In concluding its report the commission said that China’s enormous and complex problems had been “vastly increased by the political chaos which prevailed almost constantly from 1911 to the end of 1928,” and that the famine of 1928-29 was “an inextricable part of this chaos”; that, while the impression was inescapable that “new China” was occupying the seats of power, only time “could test their ability to unite China’s strong men in the cause of the country’s welfare, to remedy ancient abuses, disband the useless and menacing armies which now prey upon the poverty-stricken people, and inaugurate an era of peace and progress”; and that, unless the government could “exercise the authority and the leadership essential to the unification of the country and the establishment of a reign of law, the noblest plans for elevating the lives of China’s millions must end in failure.” On the strength of this report, no special campaign to raise funds was instituted.
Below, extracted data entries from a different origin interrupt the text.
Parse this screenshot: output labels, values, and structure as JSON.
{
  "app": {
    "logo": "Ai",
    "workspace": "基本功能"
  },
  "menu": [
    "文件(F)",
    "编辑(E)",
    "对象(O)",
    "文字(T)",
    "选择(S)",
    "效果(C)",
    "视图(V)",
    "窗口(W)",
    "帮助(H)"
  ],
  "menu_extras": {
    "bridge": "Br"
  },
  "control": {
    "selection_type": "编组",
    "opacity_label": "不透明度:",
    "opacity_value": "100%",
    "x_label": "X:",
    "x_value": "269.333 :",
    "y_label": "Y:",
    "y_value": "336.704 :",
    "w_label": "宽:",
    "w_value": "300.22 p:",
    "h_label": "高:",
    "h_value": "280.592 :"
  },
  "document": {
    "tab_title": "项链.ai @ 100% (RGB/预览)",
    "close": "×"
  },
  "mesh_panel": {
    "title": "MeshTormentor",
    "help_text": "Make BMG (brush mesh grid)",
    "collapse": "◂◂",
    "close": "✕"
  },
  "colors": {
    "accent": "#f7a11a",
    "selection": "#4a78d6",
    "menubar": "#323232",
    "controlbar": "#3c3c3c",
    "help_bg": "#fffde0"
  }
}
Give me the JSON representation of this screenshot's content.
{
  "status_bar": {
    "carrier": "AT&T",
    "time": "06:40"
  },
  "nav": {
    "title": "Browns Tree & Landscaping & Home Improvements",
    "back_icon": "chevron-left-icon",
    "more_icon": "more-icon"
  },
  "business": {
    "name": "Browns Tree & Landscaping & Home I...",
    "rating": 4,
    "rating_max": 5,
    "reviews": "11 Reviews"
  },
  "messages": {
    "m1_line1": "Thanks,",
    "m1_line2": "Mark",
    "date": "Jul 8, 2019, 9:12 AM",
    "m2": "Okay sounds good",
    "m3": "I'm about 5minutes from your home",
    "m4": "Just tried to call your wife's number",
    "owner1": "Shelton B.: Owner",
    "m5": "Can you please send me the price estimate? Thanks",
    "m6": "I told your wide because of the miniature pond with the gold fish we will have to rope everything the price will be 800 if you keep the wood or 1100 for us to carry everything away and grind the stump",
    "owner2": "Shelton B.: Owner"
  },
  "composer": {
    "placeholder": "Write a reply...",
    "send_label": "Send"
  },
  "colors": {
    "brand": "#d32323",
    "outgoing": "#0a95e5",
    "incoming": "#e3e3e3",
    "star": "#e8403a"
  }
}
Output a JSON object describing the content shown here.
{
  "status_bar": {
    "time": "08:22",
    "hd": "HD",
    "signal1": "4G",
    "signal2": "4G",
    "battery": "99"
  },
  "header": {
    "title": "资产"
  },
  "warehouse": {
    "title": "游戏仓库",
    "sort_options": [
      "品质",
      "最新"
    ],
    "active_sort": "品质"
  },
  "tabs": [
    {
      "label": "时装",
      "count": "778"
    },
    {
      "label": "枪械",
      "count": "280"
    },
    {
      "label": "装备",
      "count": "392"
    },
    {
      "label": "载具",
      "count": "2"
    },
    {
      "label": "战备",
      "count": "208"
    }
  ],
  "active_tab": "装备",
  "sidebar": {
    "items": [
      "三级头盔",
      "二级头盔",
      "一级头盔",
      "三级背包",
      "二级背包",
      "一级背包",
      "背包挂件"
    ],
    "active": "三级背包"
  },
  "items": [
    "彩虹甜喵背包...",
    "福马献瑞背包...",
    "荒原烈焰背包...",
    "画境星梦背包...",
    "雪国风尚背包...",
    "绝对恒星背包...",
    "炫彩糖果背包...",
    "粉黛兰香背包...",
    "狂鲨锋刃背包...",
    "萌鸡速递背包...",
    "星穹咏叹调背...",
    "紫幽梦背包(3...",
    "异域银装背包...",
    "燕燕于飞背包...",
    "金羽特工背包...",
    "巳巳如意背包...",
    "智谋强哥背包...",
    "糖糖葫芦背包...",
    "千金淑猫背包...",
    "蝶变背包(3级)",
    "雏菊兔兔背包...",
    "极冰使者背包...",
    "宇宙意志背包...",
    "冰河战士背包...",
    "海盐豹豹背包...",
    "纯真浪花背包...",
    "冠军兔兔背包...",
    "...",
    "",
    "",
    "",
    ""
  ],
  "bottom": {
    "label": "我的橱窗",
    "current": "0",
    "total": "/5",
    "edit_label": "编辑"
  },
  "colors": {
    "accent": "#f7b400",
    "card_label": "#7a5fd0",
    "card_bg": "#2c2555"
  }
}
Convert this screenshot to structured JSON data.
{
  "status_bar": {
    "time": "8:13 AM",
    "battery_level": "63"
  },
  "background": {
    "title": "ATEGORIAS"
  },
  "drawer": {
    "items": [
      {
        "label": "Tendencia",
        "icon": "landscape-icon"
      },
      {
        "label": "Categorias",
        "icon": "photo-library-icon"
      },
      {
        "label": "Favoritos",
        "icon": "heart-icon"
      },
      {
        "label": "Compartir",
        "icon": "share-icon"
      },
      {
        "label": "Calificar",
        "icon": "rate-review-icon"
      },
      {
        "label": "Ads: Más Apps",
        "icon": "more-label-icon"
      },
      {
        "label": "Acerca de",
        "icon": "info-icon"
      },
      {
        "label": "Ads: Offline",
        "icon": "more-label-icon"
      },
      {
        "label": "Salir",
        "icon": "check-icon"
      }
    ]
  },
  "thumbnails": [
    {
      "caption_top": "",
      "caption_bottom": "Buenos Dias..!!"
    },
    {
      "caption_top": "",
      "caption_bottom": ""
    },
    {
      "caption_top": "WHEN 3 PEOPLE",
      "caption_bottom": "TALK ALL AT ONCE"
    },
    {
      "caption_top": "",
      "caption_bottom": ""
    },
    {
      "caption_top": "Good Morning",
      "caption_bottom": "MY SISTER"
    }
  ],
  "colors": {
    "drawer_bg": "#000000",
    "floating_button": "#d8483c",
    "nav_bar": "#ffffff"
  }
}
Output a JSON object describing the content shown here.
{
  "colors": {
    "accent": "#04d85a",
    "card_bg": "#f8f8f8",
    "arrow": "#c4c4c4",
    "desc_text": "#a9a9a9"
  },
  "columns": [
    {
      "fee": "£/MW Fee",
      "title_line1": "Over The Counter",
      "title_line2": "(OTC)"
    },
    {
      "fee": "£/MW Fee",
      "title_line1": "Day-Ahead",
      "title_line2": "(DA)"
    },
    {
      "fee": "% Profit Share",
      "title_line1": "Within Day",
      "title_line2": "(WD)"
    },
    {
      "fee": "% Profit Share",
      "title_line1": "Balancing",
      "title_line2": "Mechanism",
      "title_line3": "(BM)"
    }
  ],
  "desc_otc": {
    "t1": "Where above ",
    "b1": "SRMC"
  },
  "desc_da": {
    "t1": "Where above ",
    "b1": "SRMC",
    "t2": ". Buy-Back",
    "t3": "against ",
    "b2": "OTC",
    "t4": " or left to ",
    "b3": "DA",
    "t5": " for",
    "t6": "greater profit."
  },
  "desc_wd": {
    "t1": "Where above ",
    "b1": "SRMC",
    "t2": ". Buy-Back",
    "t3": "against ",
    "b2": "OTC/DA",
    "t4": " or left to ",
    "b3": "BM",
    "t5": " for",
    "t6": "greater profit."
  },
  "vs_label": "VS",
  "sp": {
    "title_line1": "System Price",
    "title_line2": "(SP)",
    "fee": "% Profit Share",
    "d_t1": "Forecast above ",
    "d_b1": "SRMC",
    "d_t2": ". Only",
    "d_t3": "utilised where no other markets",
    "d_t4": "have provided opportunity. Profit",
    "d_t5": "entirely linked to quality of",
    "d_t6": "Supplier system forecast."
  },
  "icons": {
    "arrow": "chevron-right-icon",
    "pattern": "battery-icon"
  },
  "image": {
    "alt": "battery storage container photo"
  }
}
But relief in various forms has from time to time since been sent, and this will continue to be done whenever there is a reasonable assurance that it will be effective. It is the mission of the Red Cross to alleviate human suffering.

The fact is well known that the trade of the United States with Japan far exceeds that with China; and this has been so for many years, in spite of the vast differences between China and Japan as regards area and population. But upon this phase of the subject I do not desire to enlarge. What I particularly have in mind is the fact that the many interventions by Western powers in China, going back for generations, have not corrected the fundamental weakness in her condition, but have in some instances aggravated it. No matter how much her predicament may excite our compassion, the remedy must rest with the people of China themselves. While the assumption of the task by the United States would necessarily result in its own impoverishment, the imagination recoils from the attempt to forecast the result in other respects.


In more than one of its phases there is need of a re-examination of our foreign policy. We prate of race equality and this we do while excluding from the United States, with very limited exceptions, various classes of aliens, and particularly the Chinese and Japanese, not as individuals but on grounds of race; nor do I hear from any quarter, either from our professed philanthropists or from politicians, practical or otherwise, any proposal that this discrimination shall be abolished. In reality race equality, especially in the sense of equal representation, is deliberately and ingeniously denied in much of our own legislation, the constitutionality of which has been upheld by our courts. With all this, being neither a professed philanthropist nor a candidate for office, I am not now concerned. But in my categories of psychology, I assign, so far as concerns peace among nations, the chief place to what I call emotional hypocrisy, meaning the propensity to ascribe to those who differ with us some mental or moral obliquity. The world never will be at peace until men and women can, without regard to race, creed, color, or nationality, or to political and social equality or inequality, cry out, with a whole heart and a united voice, in the language of the Litany, “Lord, have mercy upon us miserable sinners I” And as of this I can see no prospect, I would commend, even on purely political grounds, the occasional observance of the sane Scriptural precept, “Judge not, that ye be not judged.”